I’m using pytorch on a cluster connected by infiniband(56Gb FDR).
I want to run a distributed training, where each process controls one GPU and the gradients are averaged cross processes by ‘allreduce’(I’m using mpi backend). I except this should scale well just like mpi-based caffe with Inifiniband support.
So I build pytorch from source and WITH_DISTRIBUTED=1, also i’m sure that the MPI libraries are build with Infiniband support(work well with mpi-based caffe). I expect this run faster on 8 GPUs than using ‘DataParallel’, bypassing GIL issues. But actually the performance was poorer.

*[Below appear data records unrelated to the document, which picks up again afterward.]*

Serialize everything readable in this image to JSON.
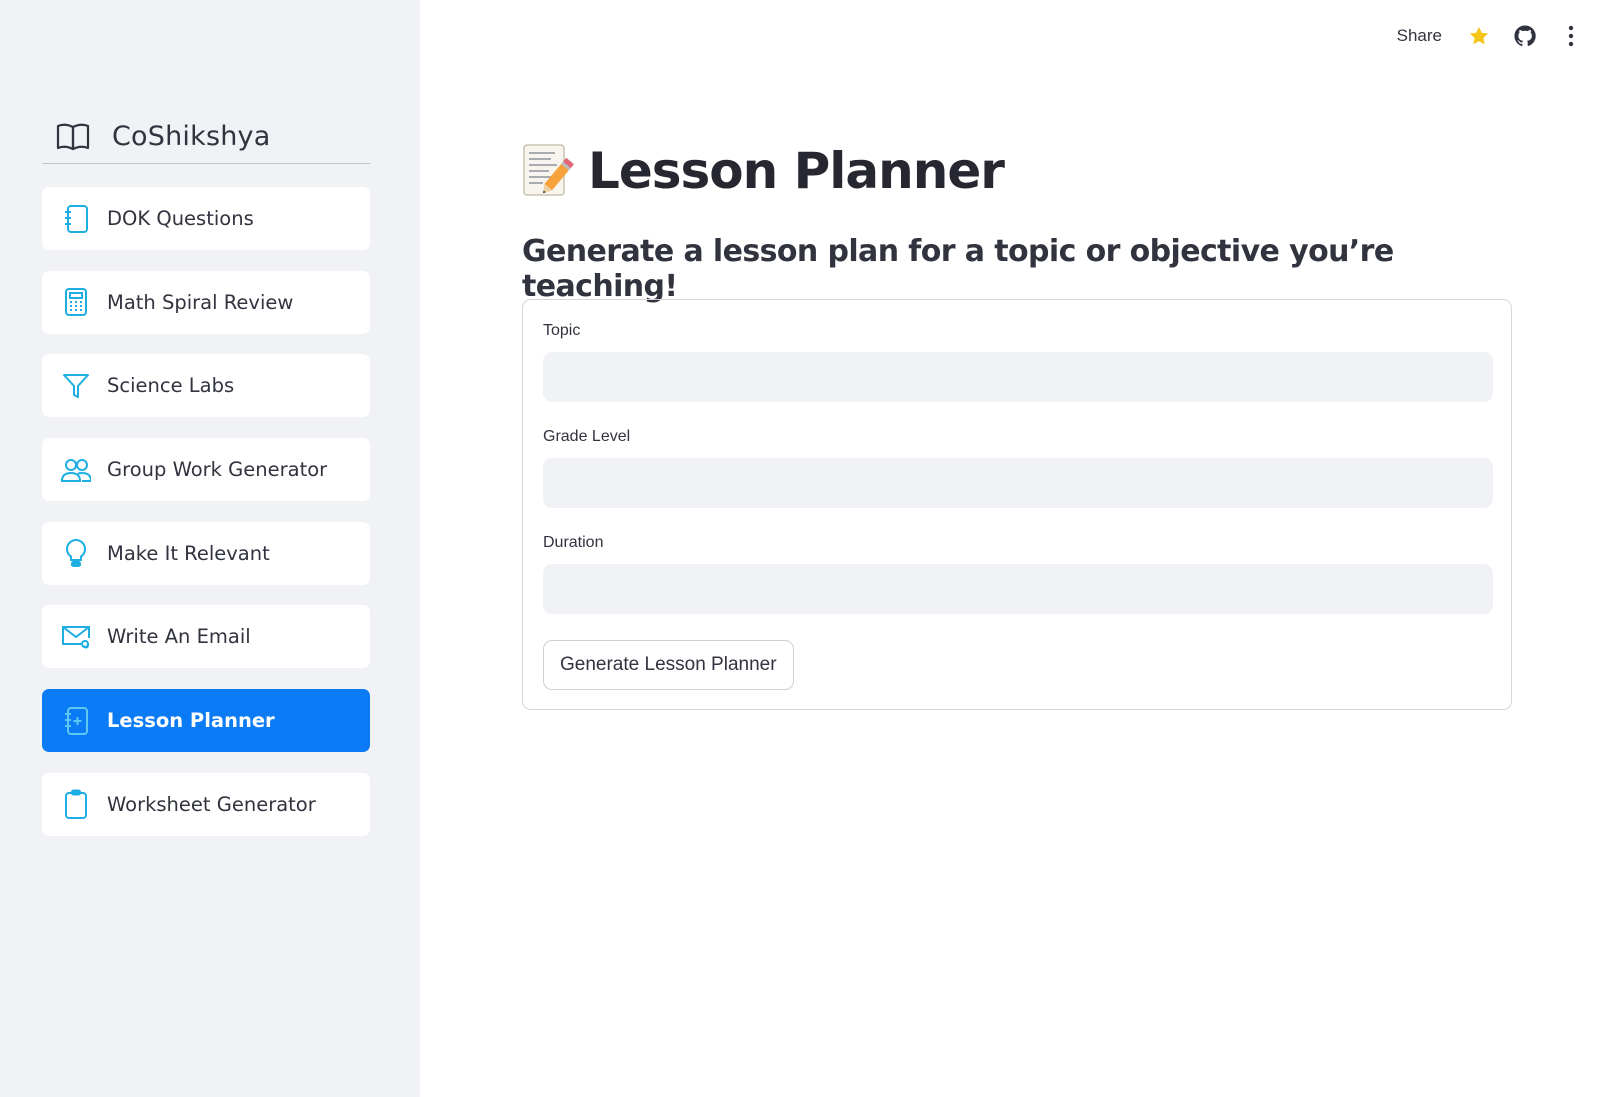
{
  "header": {
    "share_label": "Share",
    "icons": [
      "star-icon",
      "github-icon",
      "more-vertical-icon"
    ],
    "star_color": "#f5c518"
  },
  "sidebar": {
    "brand_title": "CoShikshya",
    "brand_icon": "book-open-icon",
    "accent_color": "#0b7bf5",
    "icon_color": "#1eaee3",
    "items": [
      {
        "label": "DOK Questions",
        "icon": "notebook-icon"
      },
      {
        "label": "Math Spiral Review",
        "icon": "calculator-icon"
      },
      {
        "label": "Science Labs",
        "icon": "funnel-icon"
      },
      {
        "label": "Group Work Generator",
        "icon": "people-icon"
      },
      {
        "label": "Make It Relevant",
        "icon": "lightbulb-icon"
      },
      {
        "label": "Write An Email",
        "icon": "email-icon"
      },
      {
        "label": "Lesson Planner",
        "icon": "journal-plus-icon",
        "active": true
      },
      {
        "label": "Worksheet Generator",
        "icon": "clipboard-icon"
      }
    ]
  },
  "main": {
    "title": "Lesson Planner",
    "title_emoji": "memo-icon",
    "subtitle": "Generate a lesson plan for a topic or objective you’re teaching!",
    "form": {
      "fields": [
        {
          "label": "Topic",
          "value": "",
          "placeholder": ""
        },
        {
          "label": "Grade Level",
          "value": "",
          "placeholder": ""
        },
        {
          "label": "Duration",
          "value": "",
          "placeholder": ""
        }
      ],
      "submit_label": "Generate Lesson Planner"
    }
  }
}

After some profiling I found that the bottleneck is in ‘allreduce’, which should be faster with infiniband. To ensure that the communication is running through IB, I test the point-to-point bandwidth using dist.send/recv. It’s about 3.7GB/s, which is weird, since Ethernet generally cannot reach this number, while it is only about half of the theoretical bandwidth of Infiniband(I also test the bandwidth using osu benchmark, which shows 11GB/s and 6GB/s intra or inter node).
Here are my numbers:
On Titan Xp, resnet50 with batchsize 32 per GPU runs for 0.15s per iteration for 1 GPU and 0.3s per iteration for 8 GPU when using ‘DataParallel’.
When using 8 processes and average gradients by ‘allreduce’ after loss.backward, it runs for 0.45s per iteration, which is even slower than ‘DataParallel’. It cost about 0.3s in allreduce.
It seems that MPI is not working properly with pytorch under my setttings. Am I missed something? I have searched and tried for 2 days but still cannot get it work, really appreciated for any help!
PS: I also tried the ‘gloo’ backend, with the infiniband patch issued here, it could run but performed even poorer(similar to ‘tcp’ backend).